Nearly two days have passed since the leaked footage appeared online, and by next week I doubt that most of the people who watched it will remember. But I think it's worth asking ourselves why the video was published in the first place, why there was an audience for it, and why so many of us were eager to waste eight minutes of our lives in the hope of getting that little jolt of moral superiority that comes with watching someone else do a thing that each of us has done a million times.
Are any of us actually under the impression that we have never been rude, that we have all lived lives in which we have done nothing of which we should be ashamed? Why is it equally easy to enjoy the spectacle of watching others do or say something stupid and to justify or simply to avoid thinking about all the times when we have failed to be kind? There is something especially absurd about taking to Twitter, a website that seems to exist solely for the purpose of being vicious to strangers, in order to congratulate ourselves on not being whoever is the latest victim of our group exercise in reverse-goodwill.
Liberalism is not very comfortable with forgiveness. In America today everything is permitted except those things which are absolutely unforgivable. The amount of scorn and cruelty we feel comfortable heaping upon those who depart even casually from whatever the latest defined norm might be is staggering. A few years ago a man working for the European Space Agency wore a stupid Hawaiian shirt featuring old-fashioned pin-up-style images of women on it to an event at which he successfully landed a spacecraft on a comet. His fashion sense was denounced immediately as bad and even sexist by people who have no problem with Game of Thrones or hardcore pornography or rap lyrics. Today he is far more famous for the shirt than for his scientific achievement. Nor did his almost immediate apology win him much good will.
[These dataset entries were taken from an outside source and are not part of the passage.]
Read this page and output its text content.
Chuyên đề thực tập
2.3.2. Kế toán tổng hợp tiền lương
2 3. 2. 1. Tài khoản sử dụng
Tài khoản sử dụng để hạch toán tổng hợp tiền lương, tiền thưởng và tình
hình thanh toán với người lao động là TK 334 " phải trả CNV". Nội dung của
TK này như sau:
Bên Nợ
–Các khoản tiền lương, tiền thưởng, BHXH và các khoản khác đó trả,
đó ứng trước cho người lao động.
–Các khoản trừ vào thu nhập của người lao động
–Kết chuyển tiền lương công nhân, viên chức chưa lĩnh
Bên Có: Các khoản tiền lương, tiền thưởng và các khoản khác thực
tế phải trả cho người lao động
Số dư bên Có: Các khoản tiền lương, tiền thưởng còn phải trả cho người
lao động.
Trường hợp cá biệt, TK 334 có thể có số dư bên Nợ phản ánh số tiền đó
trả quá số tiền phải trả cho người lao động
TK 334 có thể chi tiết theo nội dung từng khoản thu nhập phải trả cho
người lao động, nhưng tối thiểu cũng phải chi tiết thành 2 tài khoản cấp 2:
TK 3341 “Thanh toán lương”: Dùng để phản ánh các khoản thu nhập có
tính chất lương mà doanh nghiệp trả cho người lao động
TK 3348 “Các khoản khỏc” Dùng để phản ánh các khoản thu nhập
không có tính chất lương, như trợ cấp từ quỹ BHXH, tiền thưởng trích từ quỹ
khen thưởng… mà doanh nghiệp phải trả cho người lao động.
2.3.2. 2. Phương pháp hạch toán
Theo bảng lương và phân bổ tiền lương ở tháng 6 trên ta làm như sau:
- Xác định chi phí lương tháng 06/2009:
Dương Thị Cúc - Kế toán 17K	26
His "personal apology doesn't make up for the fact that no one at ESA saw fit to stop him from representing the space community with clothing that demeans 50 percent of the world's population," The Verge editorialized.
Something similar happened recently when Michelle Goldberg wrote a book review for The New York Times that contained a number of errors. The author of the book was understandably upset that her work had been mischaracterized, but the level of interest generated by the review was totally out of keeping with the gravity of Goldberg's mistake, which became the occasion for endless glib speculation about goings-on at the paper. When she later tweeted that she would "give a kidney and five years of my life" to take back her error, it was impossible not to feel sorry for her. How cruel and unforgiving is our public culture that a talented writer could feel this way about a book review? The Sunday Book Review is, not to put too fine a point on it, the laziest, most boring section of its kind in the English-speaking world: staid, blandly written, with an emphasis on, well, correctness. No critics do less with more than its contributors. It needs spicing up, and a smart, funny, negative review was probably something her editors really wanted. It didn't quite work, and Goldberg feels bad about it and will almost certainly be more careful in the future. Maybe we should all move on?
But a liberal society values order and procedure, however defined, above principles. Charity is an impossibility when the axis along which all of our actions are measured is one of compliance rather than of good and evil. This is why responses to O'Donnell and Goldberg nearly always involved some kind of variation on the phrase "bad optics." It is difficult to think of a more vacuous phrase or one more redolent of the higher liberalism. When someone complains about the "optics" or suggests that this or that some malfeasance involves a "bad look," what he is saying is not that it is especially egregious in itself — we are all familiar with rudeness and sloppiness — but that it will appear bad to some unspecified observer.
We need to stop gesturing in the direction of that pitiless unknown hyper-critical onlooker, who is actually all of us at our worst.